A posição do Papa Leão XIV sobre a utilização da Inteligência Artificial na Igreja Católica volta a colocar a tecnologia no centro do debate, depois de um alerta dirigido aos padres sobre o uso de ferramentas como o ChatGPT na preparação das homilias e sobre a “ilusão” criada pelas redes sociais como o TikTok.
O alerta foi feito pelo Papa Leão XIV, nascido Robert Francis Prevost, cardeal norte-americano, durante uma reunião à porta fechada com o clero da Diocese de Roma, no final da semana passada. Segundo o canal de notícias Vatican News, o sumo pontífice apelou aos sacerdotes para evitarem recorrer à inteligência artificial na preparação das suas intervenções religiosas.
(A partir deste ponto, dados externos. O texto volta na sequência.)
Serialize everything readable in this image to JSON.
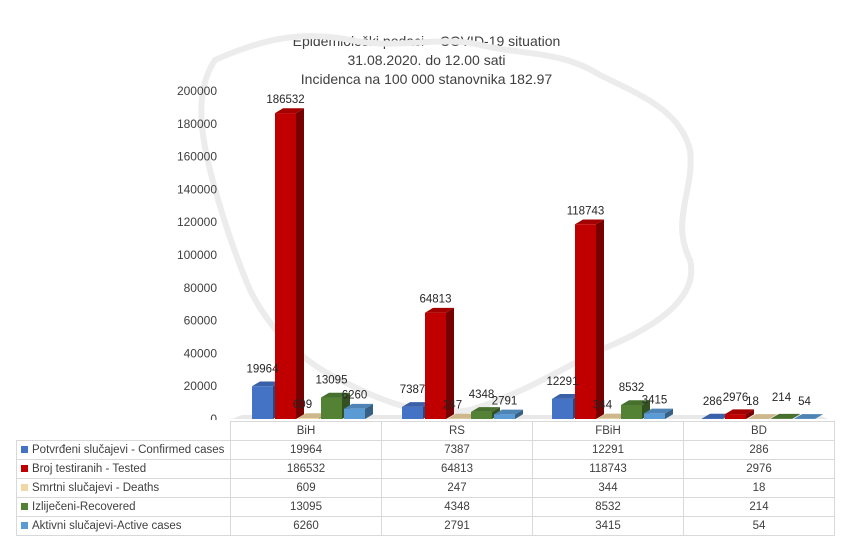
{
  "title": {
    "line1": "Epidemiološki podaci – COVID-19 situation",
    "line2": "31.08.2020. do 12.00 sati",
    "line3": "Incidenca na 100 000 stanovnika 182.97"
  },
  "colors": {
    "confirmed": "#4472c4",
    "tested": "#c00000",
    "deaths": "#f2d7a6",
    "recovered": "#548235",
    "active": "#5b9bd5"
  },
  "chart_data": {
    "type": "bar",
    "title": "Epidemiološki podaci – COVID-19 situation",
    "subtitle": "31.08.2020. do 12.00 sati / Incidenca na 100 000 stanovnika 182.97",
    "categories": [
      "BiH",
      "RS",
      "FBiH",
      "BD"
    ],
    "ylim": [
      0,
      200000
    ],
    "yticks": [
      "0",
      "20000",
      "40000",
      "60000",
      "80000",
      "100000",
      "120000",
      "140000",
      "160000",
      "180000",
      "200000"
    ],
    "grid": false,
    "legend": "data-table",
    "series": [
      {
        "name": "Potvrđeni slučajevi - Confirmed cases",
        "key": "confirmed",
        "values": [
          19964,
          7387,
          12291,
          286
        ]
      },
      {
        "name": "Broj testiranih - Tested",
        "key": "tested",
        "values": [
          186532,
          64813,
          118743,
          2976
        ]
      },
      {
        "name": "Smrtni slučajevi - Deaths",
        "key": "deaths",
        "values": [
          609,
          247,
          344,
          18
        ]
      },
      {
        "name": "Izliječeni-Recovered",
        "key": "recovered",
        "values": [
          13095,
          4348,
          8532,
          214
        ]
      },
      {
        "name": "Aktivni slučajevi-Active cases",
        "key": "active",
        "values": [
          6260,
          2791,
          3415,
          54
        ]
      }
    ]
  }
}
Fé não pode ser automatizada
De acordo com a mesma fonte, o Papa defendeu que a fé não pode ser transmitida por um sistema automático ou artificial. Para Leão XIV, preparar uma homilia implica reflexão pessoal, experiência espiritual e compromisso interior, algo que, na sua perspetiva, não pode ser substituído por um algoritmo.
“Fazer uma homilia é partilhar a fé” e a IA “nunca será capaz de partilhar a fé”, afirmou o pontífice durante o encontro, sublinhando que a dimensão espiritual exige envolvimento humano direto.
Cérebro também precisa de exercício
O Papa alertou ainda para o risco de os sacerdotes deixarem de exercitar a sua própria capacidade de pensamento e escrita. Na sua intervenção, comparou o cérebro a um músculo que precisa de ser utilizado para não perder força. “Como todos os músculos do corpo, se não os usarmos, se não os movermos, eles morrem”, afirmou. “O cérebro precisa de ser utilizado, por isso a nossa inteligência também precisa de ser exercitada um pouco para não perdermos essa capacidade.”
Para Leão XIV, citado pela mesma fonte, a dependência excessiva de ferramentas tecnológicas pode comprometer o desenvolvimento da reflexão crítica e da criatividade pessoal, sobretudo numa missão que exige autenticidade e proximidade com os fiéis.
Alerta sobre o TikTok
Durante a mesma reunião, o Papa referiu que a inteligência artificial não é o único risco associado ao mundo digital. Apontou também para aquilo que descreveu como uma “ilusão comum na internet, no TikTok”, onde seguidores e gostos podem ser confundidos com uma verdadeira ligação espiritual.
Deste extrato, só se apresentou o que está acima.